Pese a la paulatina reducción de la taquilla ante tales producciones, siempre sería redituable emprenderlas, y es así que, del otro lado del Atlántico, el realizador italiano Enzo G. Castellari se metería a estas rojas aguas por intermedio de El último tiburón (1981), vista en salas cubanas como las anteriores, e igual de deficiente.

Dicha producción serie b de bajo presupuesto y mucha sangre preludiaría la posterior subordinación total del subgénero a cuanto se conoce como sharksploitation (escualos ya salidos de todo molde imaginativo posible en un cine comercial sin calidad, máxima violencia, pésimos actores), llevado al paroxismo con Sharknado.

Tal saga, de seis películas, iniciada por la cadena de televisión SyFy, en 2013, mediante aquella de tiburones que volaban sobre Los Ángeles tras ser levantados del mar por un tornado, desplazó el subgénero al terreno del desmadre absoluto, el sinsentido, el todo es posible. En cubano, al «bonche».

Nunca creí que alguien tomara en serio otra vez a estos peces después de Sharknado.

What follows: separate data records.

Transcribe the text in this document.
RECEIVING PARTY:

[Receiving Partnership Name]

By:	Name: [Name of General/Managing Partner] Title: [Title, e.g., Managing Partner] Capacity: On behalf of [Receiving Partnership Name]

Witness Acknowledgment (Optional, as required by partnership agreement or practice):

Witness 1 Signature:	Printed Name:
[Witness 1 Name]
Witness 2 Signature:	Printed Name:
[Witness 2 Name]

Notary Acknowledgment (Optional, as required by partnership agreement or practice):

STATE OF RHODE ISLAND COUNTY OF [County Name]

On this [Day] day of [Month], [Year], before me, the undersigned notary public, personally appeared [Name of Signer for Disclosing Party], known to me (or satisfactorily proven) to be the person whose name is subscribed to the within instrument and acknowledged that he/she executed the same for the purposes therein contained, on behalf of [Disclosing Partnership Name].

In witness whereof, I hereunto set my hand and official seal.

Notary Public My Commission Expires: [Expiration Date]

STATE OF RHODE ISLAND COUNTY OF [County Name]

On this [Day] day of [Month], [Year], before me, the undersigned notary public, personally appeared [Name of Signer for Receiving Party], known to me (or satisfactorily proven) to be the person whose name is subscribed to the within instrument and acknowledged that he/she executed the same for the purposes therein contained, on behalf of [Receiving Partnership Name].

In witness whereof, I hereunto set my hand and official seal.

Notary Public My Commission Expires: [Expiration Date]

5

Pero en cine todo es posible, e irrumpió ese sabroso ejercicio de terror llamado Infierno azul (Jaume Collet-Serra, 2016), excepción dentro de un subgénero que, para mayor pena, apelaría, además, a la hibridación del tiburón con otras criaturas; así como a su prehistoria fósil, megalodones mediante.

Justo un megalodón (con furia ecológica, esto es nuevo) ataca a una familia y a los trabajadores de cierta plataforma petrolera marina de México, en Demonio negro (Adrian Grunberg, 2023), estrenada en el espacio televisivo La película del sábado.

Copia sin alma de Megalodón (Jon Turteltaud, 2018), en la cual sucedía algo parecido a la vera de un submarino hundido en el Océano Pacífico, Demonio negro es mucho peor que aquella. Y, sí,  más mala que Sharknado. Lo es porque, al menos la saga de los escualos voladores se instituía desde la plena autoconciencia de su carácter lúdico, mientras que Grunberg construye un largometraje sin una pizca de ironía, pedantemente serio; no obstante tratar con una ridícula base de guion, interpretativa e incluso digital.

El poco presupuesto a mano convierte al tiburón en casi invisible dentro de un filme que, por otro lado, es xenófobo hacia México y su gente: postura ideológica similar de Grunberg en Rambo 5 (2019).